Still, they have an immediate need for a starting backstop in 2020, so here are some names to keep in mind with the Winter Meetings approaching:
• Robinson Chirinos: Bringing back the popular Chirinos may be the safest and most logical move for the Astros. In his only season in Houston in 2019, Chirinos, 35, hit .238 with 17 homers and 58 RBIs while setting a career high for games played (114). He posted a respectable .790 OPS, including .915 against lefties, and hit two home runs in the World Series. Chirinos, who was slightly above average defensively, served as Justin Verlander’s personal catcher and was respected and trusted by the pitching staff.
• Jason Castro: A former first-round pick by the Astros who spent the last three seasons in Minnesota after six in Houston, Castro is one of the top remaining free agents on the market. Considering he’s worked with several pitchers on staff, including Lance McCullers Jr., and lives in Houston, a return to the Astros would represent a comfortable landing spot for Castro. He posted a .767 OPS last year in 79 games, hitting .232 with a .332 on-base percentage and 13 homers. He wouldn’t be the splashiest signing, but he can handle a pitching staff and will give competitive at-bats.
• Austin Romine: A free agent for the first time in his career, Romine, 31, aims to land a starting job after backing up All-Star Gary Sanchez the past couple of years with the Yankees. He had one of his best seasons at the plate in 2019, hitting .281 with eight homers and 35 RBIs. He posted a 93 OPS+ in 2018 and 97 last season, so he’s been about league average at the plate without consistent at-bats.
Possible trade candidates
• James McCann, White Sox: McCann, 29, could be expendable after the White Sox signed Grandal to a four-year deal. The 29-year-old slashed .273/.328/.460 with 18 home runs and 60 RBIs last season in the best offensive season of his career. McCann has experience catching Verlander in Detroit, but defensively he ranked 104th out of out of 113 catchers in framing runs (-8.0), according to Baseball Prospectus.
• Omar Narváez, Mariners: Narváez, a left-handed bat, had a solid offensive season for Seattle in 2019, slashing .278/.353/.460 with 22 homers and 55 RBIs in 132 games with a 120 OPS+. He’s not a good defender, though. Narváez worked to improve his pitch framing and blocking last year, but is still a work in progress behind the plate. But he’s still only 27 and just hitting his first season of arbitration eligibility, so he’s relatively cheap and has three years of team control remaining.

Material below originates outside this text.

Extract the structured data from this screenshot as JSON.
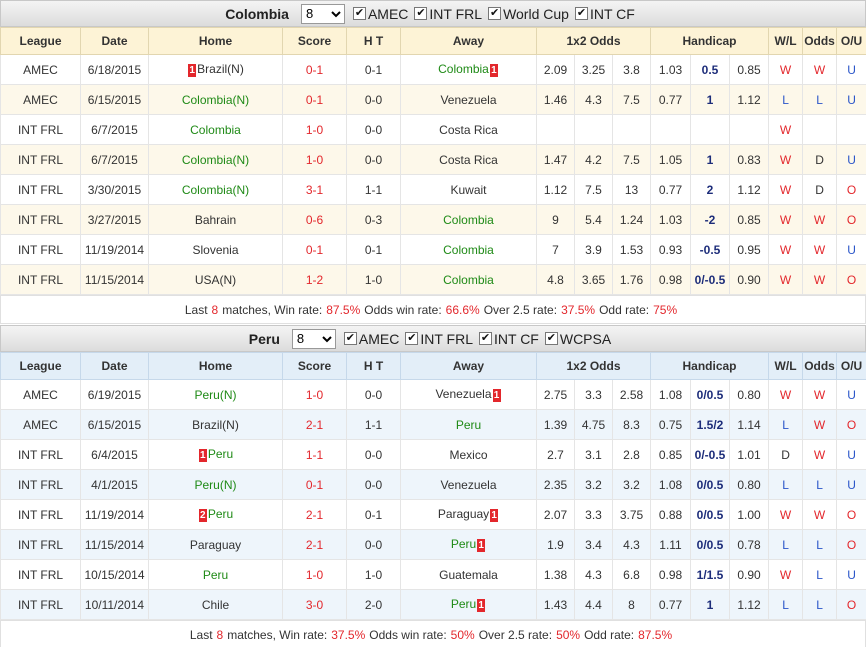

• Willson Contreras, Cubs: The Astros, whose Minor League depth has taken a hit in the last couple of years in trades to land Verlander, Gerrit Cole and Zack Greinke, might not have enough chips to pluck Contreras away from the Cubs. He’s coming off two consecutive All-Star seasons and last season slashed .272/.355/.888 with 24 homers and 64 RBIs in 105 games with a 125 OPS+. Plus, he’s only 27 years old with four years of control remaining, so the Cubs’ asking price will be high. He was 109th out of 113 catchers in framing runs (-9.4), though, according to Baseball Prospectus.